Refer to Exercise 7.17.
a. Use the data entry method in your calculator to find the mean and standard deviation of the 50 values of ̅x given in Exercise 7.17, part c.
b. Compare the values calculated in part a to the theoretical mean µ and the theoretical standard deviation for the sampling distribution of ̅x. How close do the values calculated from the 50 measurements come to the theoretical values?
Reference:
A population consists of N = 5 numbers: 1, 3, 5, 6, and 7. It can be shown that the mean and standard deviation for this population are µ= 4.4 and σ = 2.15, respectively.
a. Construct a probability histogram for this population.
b. Use the random number table, Table 10 in Appendix I, to select a random sample of size n = 10 with replacement from the population. Calculate the sample mean, ̅x.
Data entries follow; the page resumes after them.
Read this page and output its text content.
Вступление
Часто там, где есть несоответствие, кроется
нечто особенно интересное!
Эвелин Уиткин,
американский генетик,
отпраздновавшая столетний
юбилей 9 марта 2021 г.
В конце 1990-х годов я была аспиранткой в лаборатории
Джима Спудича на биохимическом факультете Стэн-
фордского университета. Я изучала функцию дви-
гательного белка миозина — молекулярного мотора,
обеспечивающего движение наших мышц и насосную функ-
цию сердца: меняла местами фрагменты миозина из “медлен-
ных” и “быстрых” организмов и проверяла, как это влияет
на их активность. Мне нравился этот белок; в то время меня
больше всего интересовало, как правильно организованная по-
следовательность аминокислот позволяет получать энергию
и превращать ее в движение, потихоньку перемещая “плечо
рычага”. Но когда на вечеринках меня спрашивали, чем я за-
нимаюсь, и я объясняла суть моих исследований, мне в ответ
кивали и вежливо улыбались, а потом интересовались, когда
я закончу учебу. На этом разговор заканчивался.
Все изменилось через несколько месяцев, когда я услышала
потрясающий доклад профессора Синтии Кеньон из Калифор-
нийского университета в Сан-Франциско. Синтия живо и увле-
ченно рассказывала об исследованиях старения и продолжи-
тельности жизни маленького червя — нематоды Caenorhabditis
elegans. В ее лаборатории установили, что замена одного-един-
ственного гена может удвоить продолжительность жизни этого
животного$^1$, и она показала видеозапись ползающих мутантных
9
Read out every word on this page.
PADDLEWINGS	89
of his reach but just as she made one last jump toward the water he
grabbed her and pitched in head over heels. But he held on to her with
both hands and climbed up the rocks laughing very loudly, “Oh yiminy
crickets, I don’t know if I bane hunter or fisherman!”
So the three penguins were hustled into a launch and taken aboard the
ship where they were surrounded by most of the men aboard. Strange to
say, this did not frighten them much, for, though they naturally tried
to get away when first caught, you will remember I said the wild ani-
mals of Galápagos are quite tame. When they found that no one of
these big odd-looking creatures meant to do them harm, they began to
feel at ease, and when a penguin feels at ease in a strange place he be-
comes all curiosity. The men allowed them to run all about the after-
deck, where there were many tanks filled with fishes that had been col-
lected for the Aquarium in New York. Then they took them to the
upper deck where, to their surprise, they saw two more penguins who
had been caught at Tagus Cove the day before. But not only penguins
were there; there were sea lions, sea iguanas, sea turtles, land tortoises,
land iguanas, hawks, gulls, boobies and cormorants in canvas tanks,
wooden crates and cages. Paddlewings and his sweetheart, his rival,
Repeat this procedure, calculating the sample mean ̅x for your second sample.
(HINT: Assign the random digits 0 and 1 to the measurement x = 1; assign digits 2 and 3 to the measurement x = 3, and so on.)
c. To simulate the sampling distribution of ̅x, we have selected 50 more samples of size n = 10 with replacement, and have calculated the corresponding sample means. Construct a relative frequency histogram for these 50 values of ̅x. What is the shape of this distribution?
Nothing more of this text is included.